マイラバを見届ける



音楽について、いわゆるヒットチャートにしか関心がない人には

Mr.Childrenには注目しても、MY LITTLE LOVERに対しては

「終わったアーティスト」だという認識だけが存在するのだろう。



95年の春、就職活動中のいち音大生に過ぎなかったAKKOが

音楽プロデューサー小林武史に見出され、ギタリスト藤井謙二との

ユニットMY LITTLE LOVERとしてシングル「Man & Woman」でデビュー。

8月にリリースした3枚目のシングル「Hello, Again 〜昔からある場所〜」が

メガヒット、12月リリースの1stアルバム『evergreen』は

発売後わずか1週間でミリオンを叩き出した。



もともと小林の頭の中には女性ヴォーカルをフィーチャーした

ポップ色の濃いユニットという構想があって、MY LITTLE LOVER

それを忠実に具現化したモノである。

当然、全てにおいて融通がきく。



『evergreen』はヒット・シングルを3曲を収録した

「お買い得CD」という売り方こそしているものの

その完成度たるや、とんでもないレベルである。

あるものをベストのカタチで創造しようとする人には、その世界にかかわる

全てのものが自分の思い通りにならなければならない。最初の1年間における

マイラバはまさにこの状態であると言うことができよう。



アルバム発表の前後小林とAKKOは結婚。その後AKKOは

出産まで経験してしまうことになった。しばしの活動休止。



98年にアルバムを立て続けに3枚リリースするが、通算2枚目となる

『PRESENTS』は小林の「オレの女、見んかい!」的オーラ炸裂の1枚であり

AKKOの大いなる変容(母になって、愛や恋へのたじろぎが少なくなった?)を除いては

あんまり見るべきところはないかも・・・などと考えていたら。



3枚目のアルバム『NEW ADVENTURE』にはビビった。

小林の「オレの引き出し、全部使ったるわい!」的大実験大会。

特に「ALICE」「Private eyes」「ANIMAL LIFE」等のパフォーマンスは圧巻。

音楽を聴き込む人にとっては突っ込みどころ満載の一枚となっている。





いっぽう同じ小林プロデュース下にあっても、ミスチルにはソングライターとしての

桜井和寿という個性が存在するわけで、「innocent world」前後から続いた

両者の蜜月はある時期を境に結局、途絶えた。

(97年末からの「無期限活動休止」は小林の影響を断ち切るために必要だった、との説もある)

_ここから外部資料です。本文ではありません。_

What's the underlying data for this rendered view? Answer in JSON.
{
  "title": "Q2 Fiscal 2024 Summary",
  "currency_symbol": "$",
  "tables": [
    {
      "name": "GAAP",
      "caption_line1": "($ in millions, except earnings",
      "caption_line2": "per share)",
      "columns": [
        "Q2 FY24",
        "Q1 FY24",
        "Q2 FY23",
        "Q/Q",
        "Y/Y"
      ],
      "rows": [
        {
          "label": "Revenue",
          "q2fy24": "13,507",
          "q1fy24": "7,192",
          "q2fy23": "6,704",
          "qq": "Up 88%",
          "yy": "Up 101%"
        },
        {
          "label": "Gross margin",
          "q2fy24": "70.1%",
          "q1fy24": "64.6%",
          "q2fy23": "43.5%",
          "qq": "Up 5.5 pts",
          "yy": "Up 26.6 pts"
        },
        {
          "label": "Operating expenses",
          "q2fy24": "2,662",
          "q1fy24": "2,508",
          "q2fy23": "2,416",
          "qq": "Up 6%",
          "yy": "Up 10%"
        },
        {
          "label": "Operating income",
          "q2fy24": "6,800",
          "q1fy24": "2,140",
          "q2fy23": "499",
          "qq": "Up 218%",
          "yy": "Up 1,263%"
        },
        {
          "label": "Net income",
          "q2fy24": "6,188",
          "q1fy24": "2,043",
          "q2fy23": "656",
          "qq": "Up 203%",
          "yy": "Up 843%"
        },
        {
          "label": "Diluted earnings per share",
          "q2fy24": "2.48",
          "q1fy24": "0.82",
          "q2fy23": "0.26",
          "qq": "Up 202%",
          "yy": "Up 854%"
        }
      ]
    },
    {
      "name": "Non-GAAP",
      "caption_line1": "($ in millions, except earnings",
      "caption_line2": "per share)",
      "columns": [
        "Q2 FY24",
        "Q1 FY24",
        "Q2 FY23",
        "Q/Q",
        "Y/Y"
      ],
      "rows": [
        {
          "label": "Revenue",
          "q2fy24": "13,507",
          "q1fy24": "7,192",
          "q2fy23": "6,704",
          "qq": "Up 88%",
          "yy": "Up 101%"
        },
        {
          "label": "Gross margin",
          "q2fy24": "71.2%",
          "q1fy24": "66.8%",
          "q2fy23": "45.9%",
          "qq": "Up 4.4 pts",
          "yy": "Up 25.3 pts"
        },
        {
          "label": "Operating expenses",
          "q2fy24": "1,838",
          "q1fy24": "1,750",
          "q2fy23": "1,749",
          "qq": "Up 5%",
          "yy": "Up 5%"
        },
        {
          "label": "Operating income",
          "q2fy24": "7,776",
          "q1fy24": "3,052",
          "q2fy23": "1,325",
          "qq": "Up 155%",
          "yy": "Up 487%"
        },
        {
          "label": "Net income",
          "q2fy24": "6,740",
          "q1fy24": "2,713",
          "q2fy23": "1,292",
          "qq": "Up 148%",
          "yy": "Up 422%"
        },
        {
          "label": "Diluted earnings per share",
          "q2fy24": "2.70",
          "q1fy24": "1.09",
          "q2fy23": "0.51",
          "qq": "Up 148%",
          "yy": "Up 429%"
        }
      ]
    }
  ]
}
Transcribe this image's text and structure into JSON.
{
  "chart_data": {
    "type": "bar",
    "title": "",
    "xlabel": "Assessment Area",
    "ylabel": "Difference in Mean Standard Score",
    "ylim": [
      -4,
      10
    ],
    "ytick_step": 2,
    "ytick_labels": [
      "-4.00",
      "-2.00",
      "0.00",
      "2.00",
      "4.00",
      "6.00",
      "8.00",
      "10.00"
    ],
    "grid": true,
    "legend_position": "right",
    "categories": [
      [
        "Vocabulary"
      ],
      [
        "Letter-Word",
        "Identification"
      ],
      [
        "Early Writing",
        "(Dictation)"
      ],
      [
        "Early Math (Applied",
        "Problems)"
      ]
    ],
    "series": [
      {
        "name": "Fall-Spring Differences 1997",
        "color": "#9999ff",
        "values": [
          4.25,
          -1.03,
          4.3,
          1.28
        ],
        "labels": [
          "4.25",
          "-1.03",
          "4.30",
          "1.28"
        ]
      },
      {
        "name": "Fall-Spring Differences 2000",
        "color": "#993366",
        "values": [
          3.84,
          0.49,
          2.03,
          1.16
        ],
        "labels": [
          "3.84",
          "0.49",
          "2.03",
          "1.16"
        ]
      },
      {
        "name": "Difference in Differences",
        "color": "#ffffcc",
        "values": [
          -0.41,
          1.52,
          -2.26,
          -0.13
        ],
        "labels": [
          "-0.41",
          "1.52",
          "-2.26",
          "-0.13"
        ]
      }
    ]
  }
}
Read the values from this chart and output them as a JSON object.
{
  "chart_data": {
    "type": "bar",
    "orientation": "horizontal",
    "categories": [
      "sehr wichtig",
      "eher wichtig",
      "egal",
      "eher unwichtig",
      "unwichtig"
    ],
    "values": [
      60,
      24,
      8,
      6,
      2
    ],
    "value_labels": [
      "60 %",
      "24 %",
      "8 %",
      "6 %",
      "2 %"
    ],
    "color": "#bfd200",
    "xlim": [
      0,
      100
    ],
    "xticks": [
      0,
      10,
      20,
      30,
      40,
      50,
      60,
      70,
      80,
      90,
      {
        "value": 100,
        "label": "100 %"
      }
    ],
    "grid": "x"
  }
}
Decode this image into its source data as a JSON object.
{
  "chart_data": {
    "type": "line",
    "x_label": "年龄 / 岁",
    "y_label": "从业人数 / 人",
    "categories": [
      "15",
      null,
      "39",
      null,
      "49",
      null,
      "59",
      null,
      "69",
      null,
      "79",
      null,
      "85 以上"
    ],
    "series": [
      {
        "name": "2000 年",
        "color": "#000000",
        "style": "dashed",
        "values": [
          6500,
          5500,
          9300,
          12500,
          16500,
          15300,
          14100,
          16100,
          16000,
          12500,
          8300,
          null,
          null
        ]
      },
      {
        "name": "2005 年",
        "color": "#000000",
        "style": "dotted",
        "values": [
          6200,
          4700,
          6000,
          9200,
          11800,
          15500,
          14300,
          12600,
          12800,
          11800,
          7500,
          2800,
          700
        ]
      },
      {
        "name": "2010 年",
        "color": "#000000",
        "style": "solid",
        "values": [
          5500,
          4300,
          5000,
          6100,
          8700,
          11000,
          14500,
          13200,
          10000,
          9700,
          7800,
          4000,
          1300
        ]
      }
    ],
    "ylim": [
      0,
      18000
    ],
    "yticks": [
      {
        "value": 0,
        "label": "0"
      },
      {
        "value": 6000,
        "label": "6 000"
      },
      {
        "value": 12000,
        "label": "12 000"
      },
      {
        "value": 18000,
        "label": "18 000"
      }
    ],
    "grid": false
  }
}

つまり、小林武史という一人のキャラクターを通して見るなら、

ミスチルドロップアウト組であり、情熱の全てを自由に注ぎ込める対象として、

また自分の人生の結実としてMY LITTLE LOVERというユニットがある、と言える。



藤井が脱退することになり、夫婦ユニットとしての活動を余儀なくされたマイラバだが、

ますますフリーハンドとなった小林がさらなる深奥な世界を見せるのか、



それとも夫婦内輪受け寸劇ミュージックとなって

市場から黙殺
されるのか。



いずれにしても私は見届けたいと思う。